Hundreds of millions of shekels will be invested in developing infrastructure throughout the West Bank, Prime Minister Benjamin Netanyahu promised settler leaders on Wednesday. The leaders with whom Netanyahu spoke say the amount in question is about 800 million shekels (nearly $230 million). Another source says the exact sum remains open, but amounts to hundreds of millions of shekels.
The money for roads and other infrastructure will start to arrive next year, Netanyahu promised settler leaders, according to sources in the know of the conversation.
At the meeting were Netanyahu, his bureau chief Yoav Horowitz, Yesha council leader Avi Roeh, and Ze'ev Hever (familiarly known as Zambish), head of the Amana movement. Some weeks ago Netanyahu had met with settler leaders in the territories, who demanded that the prime minister stop the "discrimination and allocate budgets for developing infrastructure in the territories."
According to the settlers, Netanyahu "said he had been acting tirelessly in recent weeks to advance the request," and would earmark 800 million shekels for the effort, as of the next fiscal year. Though as said, another source says the exact sum remains unknown.
"It is significant news for all the people living in Judea and Samaria and in the Jordan Valley," Roeh said, adding that the amount would bridge a gap created over years.
The plan that will be moved forward is a new one, and the agreement by the prime minister to advance it, in principle, was reached after local council heads in the territories demanded it of him a few weeks ago. The plan prepared by the settlers was presented to Netanyahu as a political demand in a meeting at his office on the eve of Yom Kippur.
The plan’s main projects include five major highways, but the plan has not yet been formally written and is not ready to move forward. The agreement and promise of funds by the prime minister are only verbal pledges and are, to a large extent, written on ice. However, Netanyahu did express his commitment to the settlers that funding for this plan would start flowing early next year, after a detailed plan with actual budgetary estimates was put in writing.
Netanyahu’s consent was given following the erection of a protest tent two days ago by settler leaders demanding that these plans go forward. The tent was visited by Welfare and Social Services Minister Haim Katz (Likud) and by Economy Minister Eli Cohen (Kulanu). Some of the settlers at the protest tent said that the prime minister’s promise was insufficient in allaying their concerns. “We want to see tractors working there and immediate action – we’ve had it with promises and media announcements” said Avi Ro’eh, the head of the Beit Aryeh local council.

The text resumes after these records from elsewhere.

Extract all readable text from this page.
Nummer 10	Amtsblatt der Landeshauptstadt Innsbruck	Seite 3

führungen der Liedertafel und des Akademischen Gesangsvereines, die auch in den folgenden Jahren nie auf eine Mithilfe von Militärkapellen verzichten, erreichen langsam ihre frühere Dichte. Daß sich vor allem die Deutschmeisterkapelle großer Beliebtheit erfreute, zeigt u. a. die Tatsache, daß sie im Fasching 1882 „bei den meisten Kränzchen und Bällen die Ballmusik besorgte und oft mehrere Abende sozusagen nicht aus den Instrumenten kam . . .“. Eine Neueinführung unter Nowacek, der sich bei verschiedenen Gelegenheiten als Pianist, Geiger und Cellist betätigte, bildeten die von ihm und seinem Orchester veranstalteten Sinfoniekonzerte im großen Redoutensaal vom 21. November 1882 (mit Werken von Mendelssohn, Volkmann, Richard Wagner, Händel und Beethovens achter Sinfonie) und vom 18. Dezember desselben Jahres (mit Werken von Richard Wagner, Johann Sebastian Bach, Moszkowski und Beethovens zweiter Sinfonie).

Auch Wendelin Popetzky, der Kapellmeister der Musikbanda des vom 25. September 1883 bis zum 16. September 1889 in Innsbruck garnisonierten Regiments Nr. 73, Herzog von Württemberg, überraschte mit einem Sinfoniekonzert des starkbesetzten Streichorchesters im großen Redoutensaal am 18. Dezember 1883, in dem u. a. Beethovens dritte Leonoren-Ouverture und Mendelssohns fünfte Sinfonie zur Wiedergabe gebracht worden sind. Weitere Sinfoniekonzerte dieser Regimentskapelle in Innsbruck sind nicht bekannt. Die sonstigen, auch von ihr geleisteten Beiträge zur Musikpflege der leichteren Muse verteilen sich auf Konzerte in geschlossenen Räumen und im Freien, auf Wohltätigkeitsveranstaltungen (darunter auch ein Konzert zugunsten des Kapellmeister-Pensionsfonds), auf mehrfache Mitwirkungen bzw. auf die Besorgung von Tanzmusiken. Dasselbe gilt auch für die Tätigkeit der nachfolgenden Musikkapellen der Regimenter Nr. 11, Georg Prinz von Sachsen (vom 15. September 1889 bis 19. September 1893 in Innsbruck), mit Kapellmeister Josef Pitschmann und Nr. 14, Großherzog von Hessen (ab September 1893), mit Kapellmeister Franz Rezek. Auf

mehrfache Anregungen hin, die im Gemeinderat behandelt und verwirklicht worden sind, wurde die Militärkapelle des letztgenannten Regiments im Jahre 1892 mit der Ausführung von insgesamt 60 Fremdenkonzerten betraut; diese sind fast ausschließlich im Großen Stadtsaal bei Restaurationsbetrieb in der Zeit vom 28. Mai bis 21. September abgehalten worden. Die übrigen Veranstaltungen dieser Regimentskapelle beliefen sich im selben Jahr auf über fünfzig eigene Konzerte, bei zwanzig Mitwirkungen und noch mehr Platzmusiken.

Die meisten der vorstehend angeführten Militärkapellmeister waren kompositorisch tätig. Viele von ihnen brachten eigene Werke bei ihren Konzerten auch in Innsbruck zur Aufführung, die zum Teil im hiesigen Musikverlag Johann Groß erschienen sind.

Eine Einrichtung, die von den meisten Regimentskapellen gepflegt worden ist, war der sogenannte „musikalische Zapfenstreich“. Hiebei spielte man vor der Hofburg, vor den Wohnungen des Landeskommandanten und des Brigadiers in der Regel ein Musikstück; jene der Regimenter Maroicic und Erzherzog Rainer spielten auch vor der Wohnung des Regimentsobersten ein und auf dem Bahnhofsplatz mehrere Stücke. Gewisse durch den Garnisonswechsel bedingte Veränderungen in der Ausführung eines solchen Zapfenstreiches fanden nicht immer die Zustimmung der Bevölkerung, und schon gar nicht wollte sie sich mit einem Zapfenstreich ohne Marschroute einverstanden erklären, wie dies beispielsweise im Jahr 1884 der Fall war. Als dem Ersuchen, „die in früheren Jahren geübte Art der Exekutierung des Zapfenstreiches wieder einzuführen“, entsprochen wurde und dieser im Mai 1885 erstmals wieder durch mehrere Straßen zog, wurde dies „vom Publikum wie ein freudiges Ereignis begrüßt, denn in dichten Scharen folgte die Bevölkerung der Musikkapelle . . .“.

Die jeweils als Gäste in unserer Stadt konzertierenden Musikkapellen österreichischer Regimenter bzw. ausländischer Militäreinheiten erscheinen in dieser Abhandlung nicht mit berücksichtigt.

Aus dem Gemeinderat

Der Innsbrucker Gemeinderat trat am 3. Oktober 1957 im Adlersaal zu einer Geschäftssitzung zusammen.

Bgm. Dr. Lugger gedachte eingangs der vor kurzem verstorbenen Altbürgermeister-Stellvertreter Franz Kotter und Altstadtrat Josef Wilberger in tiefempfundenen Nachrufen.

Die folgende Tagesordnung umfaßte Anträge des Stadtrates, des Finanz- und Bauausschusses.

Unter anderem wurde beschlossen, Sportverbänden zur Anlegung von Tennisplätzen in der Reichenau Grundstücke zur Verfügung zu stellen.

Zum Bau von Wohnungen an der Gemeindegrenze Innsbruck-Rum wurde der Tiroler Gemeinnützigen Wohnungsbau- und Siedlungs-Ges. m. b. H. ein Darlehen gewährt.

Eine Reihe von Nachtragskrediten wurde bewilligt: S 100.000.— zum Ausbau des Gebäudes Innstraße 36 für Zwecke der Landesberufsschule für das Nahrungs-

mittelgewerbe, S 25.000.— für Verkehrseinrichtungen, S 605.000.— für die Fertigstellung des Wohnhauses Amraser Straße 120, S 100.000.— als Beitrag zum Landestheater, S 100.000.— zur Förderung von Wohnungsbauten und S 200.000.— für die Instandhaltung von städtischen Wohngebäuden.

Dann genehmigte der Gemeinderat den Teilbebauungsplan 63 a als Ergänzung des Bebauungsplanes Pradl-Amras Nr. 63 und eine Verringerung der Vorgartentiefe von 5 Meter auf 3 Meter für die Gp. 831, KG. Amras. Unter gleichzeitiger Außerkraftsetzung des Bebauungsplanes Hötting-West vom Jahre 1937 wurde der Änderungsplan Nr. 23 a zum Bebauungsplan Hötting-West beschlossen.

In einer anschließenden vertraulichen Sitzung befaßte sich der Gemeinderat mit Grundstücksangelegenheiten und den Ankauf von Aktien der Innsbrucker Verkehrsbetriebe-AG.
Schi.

Yigal Lahav, the head of the Karnei Shomron local council, said that “every financial gain is welcome but one can’t ignore the fact that the infrastructure plan agreed on by the Yesha council and Netanyahu deals mainly with bypass roads, not with the expansion of existing roads.” The head of the Shomron council, Yossi Dagan, said that “we’ve had enough of promises and spins – until a decision on budgets doesn’t pass through the regular channels we’ll remain here outside the Prime Minister’s house, together with the bereaved families. The blood of our residents will not be cheapened.”

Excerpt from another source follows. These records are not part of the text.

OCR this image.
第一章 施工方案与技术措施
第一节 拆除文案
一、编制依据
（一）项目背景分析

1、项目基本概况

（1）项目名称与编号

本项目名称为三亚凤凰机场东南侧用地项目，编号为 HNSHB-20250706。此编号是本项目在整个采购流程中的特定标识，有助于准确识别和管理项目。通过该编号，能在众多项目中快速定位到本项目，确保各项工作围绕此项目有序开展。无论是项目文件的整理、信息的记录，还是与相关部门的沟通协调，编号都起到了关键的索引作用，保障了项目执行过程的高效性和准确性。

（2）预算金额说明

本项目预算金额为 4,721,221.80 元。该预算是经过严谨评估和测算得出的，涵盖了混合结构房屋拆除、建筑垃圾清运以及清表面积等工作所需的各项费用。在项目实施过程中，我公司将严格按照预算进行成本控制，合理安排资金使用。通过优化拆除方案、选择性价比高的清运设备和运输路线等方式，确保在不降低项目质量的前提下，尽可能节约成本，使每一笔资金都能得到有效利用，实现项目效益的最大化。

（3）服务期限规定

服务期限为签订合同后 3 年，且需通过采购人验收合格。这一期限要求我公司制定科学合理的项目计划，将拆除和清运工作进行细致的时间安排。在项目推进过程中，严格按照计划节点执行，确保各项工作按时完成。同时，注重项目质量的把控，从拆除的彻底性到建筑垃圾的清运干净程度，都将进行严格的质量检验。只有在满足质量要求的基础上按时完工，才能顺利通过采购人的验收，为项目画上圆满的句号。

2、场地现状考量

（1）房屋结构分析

Which projects exactly would be covered by the money has not been said, though the notice sent to council leaders in the area said, among other things, that the plan included building five roads, including roads bypassing Arab towns, and doubling Route 446 between Modiin Ilit and Shilat. Also, lighting will be installed on West Bank roads.
On Sunday, a Knesset committee will decide whether the coalition will support a bill that would put a number of West Bank settlements under the jurisdiction of the Negev Development Authority law, which provides financial assistance to the towns in the region.
The Ministerial Committee for Legislation will review the bill submitted by 21 coalition lawmakers, headed by Habayit Hayehudi’s Betzalel Smotrich, that calls on the government to bring these West Bank communities under the auspices of the authority. The bill’s sponsors noted that until a few years ago, they had been included. In 2011, Haaretz revealed that the Negev and Galilee Development Ministry, which oversees the authority, had funded part of the construction of Kiryat Arba's cultural center – to the tune of 1.5 million shekels (then around $419,000).
“Recently Kiryat Arba and the Hebron Hills Regional Council were excluded from the law because of a legal interpretation of the term ‘Negev’ as referring to ‘state territories’ that lie beneath the 115th parallel,” the sponsors write in the bill’s explanatory notes. “In accordance with this new interpretation, since the territories of Judea and Samaria [the West Bank] are not part of the state’s territory, they are not included in the law.”
According to the sponsors, “This interpretation unjustifiably discriminates against the southern communities in Judea and Samaria that are south of the 115th parallel and have the same characteristics as the Negev communities and cope with the same challenges."
The Negev Development Authority operates under a law passed during Yitzhak Shamir’s second government to advance plans for social and economic development in Negev communities. The authority oversees projects funded by the state; it is also permitted to solicit donations both in Israel and abroad and set up foundations for economic development in the south.
The law defines the Negev as being below the 115th parallel north, which runs between Kiryat Gat and Kiryat Malakhi; Kiryat Arba is to its south. Israel also uses latitude lines for geographic definitions in other laws.